Vox Mia - Adding My Voice to the Chorus

The oil fueled party may soon be over

High oil prices may be a permanent condition from here out; a fact that, as I previously mentioned, will come at a much higher cost than what most of us can imagine.

However, even with the current price of $120 dollars for a barrel of oil, we simply cannot get enough and, instead, continue marching straight towards the precipice that’s at the end of our “Long Emergency.”

As the NY Times reports, given oil prices, one would expect increased supply or diminished demand to bring things into balance, however:

[A]s prices flirt with $120 a barrel, many energy specialists are becoming worried that neither seems to be happening. Higher prices have done little to attract new production or to suppress global demand, and the resulting mismatch has sent oil prices spiraling upward.

“According to normal economic theory, and the history of oil, rising prices have two major effects,” said Fatih Birol, the chief economist at the International Energy Agency, which advises industrialized countries. “They reduce demand and they induce oil supplies. Not this time.”

A key reason that supply is not rising to meet demand is that producers outside of the OPEC cartel — countries like Russia, Mexico and Norway — have been showing troubling signs of sluggishness.

That’s right, the key phrase that one needs to pay close attention to comes at the end: swing oil producers cannot meet demand, due to troubling signs of sluggishness.

The article continues:

At the same time, oil consumption keeps expanding at a faster clip than production. Demand is forecast to increase this year by 1.2 million barrels a day, to 87.2 million barrels a day. In the United States, the world’s most oil-thirsty nation, consumption has actually fallen a bit because of the economic slowdown.

But that drop is being offset by growth in other countries. World consumption is projected to rise 35 percent, to around 115 million barrels a day, in the next two decades. Most of the growth will come from China, India and oil-producing countries in the Middle East, where retail fuel prices are subsidized, encouraging wasteful consumption.

That’s right, at present, it looks like we’re headed towards cliff: “sluggish” oil production and increased global demand. Remember, we’re talking about the world’s most precious commodity, which makes this a situation ripe for conflicts, er, wars on a global scale.

Peak oil?

Some regions are simply running out of reserves.
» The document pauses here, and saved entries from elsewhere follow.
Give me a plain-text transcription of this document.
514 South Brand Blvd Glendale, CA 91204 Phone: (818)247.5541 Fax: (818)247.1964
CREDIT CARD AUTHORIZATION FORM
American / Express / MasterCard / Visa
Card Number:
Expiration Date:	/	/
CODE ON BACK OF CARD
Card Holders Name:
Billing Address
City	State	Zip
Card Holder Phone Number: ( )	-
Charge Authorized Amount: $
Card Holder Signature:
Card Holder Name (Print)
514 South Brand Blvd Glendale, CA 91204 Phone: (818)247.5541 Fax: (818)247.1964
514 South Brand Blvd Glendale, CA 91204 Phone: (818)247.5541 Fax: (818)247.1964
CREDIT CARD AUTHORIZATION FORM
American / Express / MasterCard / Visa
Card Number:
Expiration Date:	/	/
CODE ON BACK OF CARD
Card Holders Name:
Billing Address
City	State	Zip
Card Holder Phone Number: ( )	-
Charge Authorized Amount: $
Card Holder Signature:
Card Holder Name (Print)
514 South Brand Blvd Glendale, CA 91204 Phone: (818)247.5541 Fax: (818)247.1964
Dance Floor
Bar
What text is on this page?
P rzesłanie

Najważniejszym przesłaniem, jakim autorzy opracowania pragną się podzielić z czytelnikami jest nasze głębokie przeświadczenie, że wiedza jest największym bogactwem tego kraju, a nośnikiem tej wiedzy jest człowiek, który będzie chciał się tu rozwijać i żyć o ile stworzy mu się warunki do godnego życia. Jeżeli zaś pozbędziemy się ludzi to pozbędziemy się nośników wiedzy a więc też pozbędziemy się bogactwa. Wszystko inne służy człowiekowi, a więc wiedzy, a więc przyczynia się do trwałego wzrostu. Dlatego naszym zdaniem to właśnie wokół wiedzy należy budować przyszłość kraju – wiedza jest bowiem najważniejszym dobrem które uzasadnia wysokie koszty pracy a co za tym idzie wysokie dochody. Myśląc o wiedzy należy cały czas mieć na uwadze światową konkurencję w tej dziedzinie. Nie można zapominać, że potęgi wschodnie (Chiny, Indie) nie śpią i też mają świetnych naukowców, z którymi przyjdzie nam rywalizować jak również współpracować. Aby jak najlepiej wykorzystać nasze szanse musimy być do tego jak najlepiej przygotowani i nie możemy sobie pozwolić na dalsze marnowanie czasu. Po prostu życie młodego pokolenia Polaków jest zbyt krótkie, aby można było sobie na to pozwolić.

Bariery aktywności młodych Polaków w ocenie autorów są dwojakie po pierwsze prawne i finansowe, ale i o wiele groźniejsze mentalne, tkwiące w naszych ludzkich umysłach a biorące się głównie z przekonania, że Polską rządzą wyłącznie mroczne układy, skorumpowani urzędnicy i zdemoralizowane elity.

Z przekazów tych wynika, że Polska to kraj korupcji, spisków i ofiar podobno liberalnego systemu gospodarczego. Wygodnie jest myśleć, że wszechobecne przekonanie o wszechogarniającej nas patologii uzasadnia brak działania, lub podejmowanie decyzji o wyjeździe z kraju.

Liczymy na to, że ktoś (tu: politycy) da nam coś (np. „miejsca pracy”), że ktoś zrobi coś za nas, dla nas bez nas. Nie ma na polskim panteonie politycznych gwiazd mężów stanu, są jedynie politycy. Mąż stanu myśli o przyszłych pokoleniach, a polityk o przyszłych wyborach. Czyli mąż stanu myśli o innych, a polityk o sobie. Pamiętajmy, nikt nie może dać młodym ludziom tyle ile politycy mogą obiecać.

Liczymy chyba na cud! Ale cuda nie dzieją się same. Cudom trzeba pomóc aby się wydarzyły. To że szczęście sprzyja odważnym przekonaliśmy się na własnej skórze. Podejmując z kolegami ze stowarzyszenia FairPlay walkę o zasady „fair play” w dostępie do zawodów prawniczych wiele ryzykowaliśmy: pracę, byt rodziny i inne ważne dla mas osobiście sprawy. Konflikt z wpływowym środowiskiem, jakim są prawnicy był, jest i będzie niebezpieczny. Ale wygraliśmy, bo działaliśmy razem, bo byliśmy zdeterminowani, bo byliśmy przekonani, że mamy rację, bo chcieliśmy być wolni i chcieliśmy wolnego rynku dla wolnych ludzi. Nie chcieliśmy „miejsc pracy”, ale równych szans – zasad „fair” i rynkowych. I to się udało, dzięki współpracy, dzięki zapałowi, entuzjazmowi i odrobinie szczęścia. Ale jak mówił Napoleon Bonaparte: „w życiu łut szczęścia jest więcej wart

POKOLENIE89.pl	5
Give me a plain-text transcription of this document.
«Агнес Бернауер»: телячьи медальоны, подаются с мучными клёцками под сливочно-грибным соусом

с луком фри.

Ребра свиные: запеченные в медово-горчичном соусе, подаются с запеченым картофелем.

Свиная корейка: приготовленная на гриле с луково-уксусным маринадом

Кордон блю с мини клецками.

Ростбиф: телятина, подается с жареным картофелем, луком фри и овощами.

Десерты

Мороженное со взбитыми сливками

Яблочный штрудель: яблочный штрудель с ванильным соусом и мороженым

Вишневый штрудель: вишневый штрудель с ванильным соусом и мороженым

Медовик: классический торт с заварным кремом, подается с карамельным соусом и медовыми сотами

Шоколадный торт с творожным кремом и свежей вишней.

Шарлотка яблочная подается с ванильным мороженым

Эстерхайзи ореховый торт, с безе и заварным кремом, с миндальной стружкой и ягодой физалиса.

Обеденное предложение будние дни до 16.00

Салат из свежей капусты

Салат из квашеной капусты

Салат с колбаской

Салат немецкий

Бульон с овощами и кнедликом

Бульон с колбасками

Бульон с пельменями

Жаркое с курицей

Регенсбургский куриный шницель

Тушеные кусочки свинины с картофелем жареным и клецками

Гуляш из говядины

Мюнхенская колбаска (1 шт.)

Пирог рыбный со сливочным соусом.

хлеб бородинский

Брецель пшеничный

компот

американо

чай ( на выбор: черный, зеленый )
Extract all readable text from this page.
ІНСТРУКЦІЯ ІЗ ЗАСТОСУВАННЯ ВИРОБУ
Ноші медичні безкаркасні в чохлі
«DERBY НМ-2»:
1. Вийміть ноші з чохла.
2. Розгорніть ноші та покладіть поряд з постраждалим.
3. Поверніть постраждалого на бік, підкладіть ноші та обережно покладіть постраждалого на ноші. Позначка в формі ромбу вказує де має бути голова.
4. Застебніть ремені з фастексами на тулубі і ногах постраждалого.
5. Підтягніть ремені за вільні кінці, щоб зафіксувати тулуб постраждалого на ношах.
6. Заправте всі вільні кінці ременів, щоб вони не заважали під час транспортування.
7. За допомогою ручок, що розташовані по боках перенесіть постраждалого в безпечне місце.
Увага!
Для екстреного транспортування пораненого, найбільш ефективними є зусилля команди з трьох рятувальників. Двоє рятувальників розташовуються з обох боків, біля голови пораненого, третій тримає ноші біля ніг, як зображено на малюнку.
Norway’s production has slumped by 25 percent since its peak in 2001. In Britain, oil production has plummeted 43 percent in eight years. The North Sea is now considered a dying oil basin. Alaska’s giant field at Prudhoe Bay has declined 65 percent since its peak 20 years ago.

[…]

[T]he case that has attracted the most attention is Mexico, the second-biggest exporter to the United States, which seems increasingly helpless to stem the collapse of its largest oil field, Cantarell. Last week, the country’s state-owned oil company, Pemex, said that production had fallen 300,000 barrels a day so far this year to 2.9 million barrels a day, a stunning drop from its peak production of 3.4 million in 2004.

[…]

Further clouding the picture, Saudi Arabia, the world’s top oil exporter, signaled last week that it might have trouble increasing its production.

As one would expect to read in such an objective and balanced article, solutions that are just over the horizon receive their proper due. The over the horizon solutions usually involve throwing more dollars at tech innovations, so that we can drill for more oil. However, as the article concludes, throwing more dollars at this may not be enough:

The International Energy Agency estimates that current investments will be insufficient to replace declining oil production, let alone increase overall output. The energy agency said it would take $5.4 trillion by 2030 to increase global output, a level of investment that is unlikely to be met. It said a crisis “involving an abrupt run-up in prices” could not be ruled out before 2015.

There you go, kiddies. A preview of upcoming events in The Long Emergency.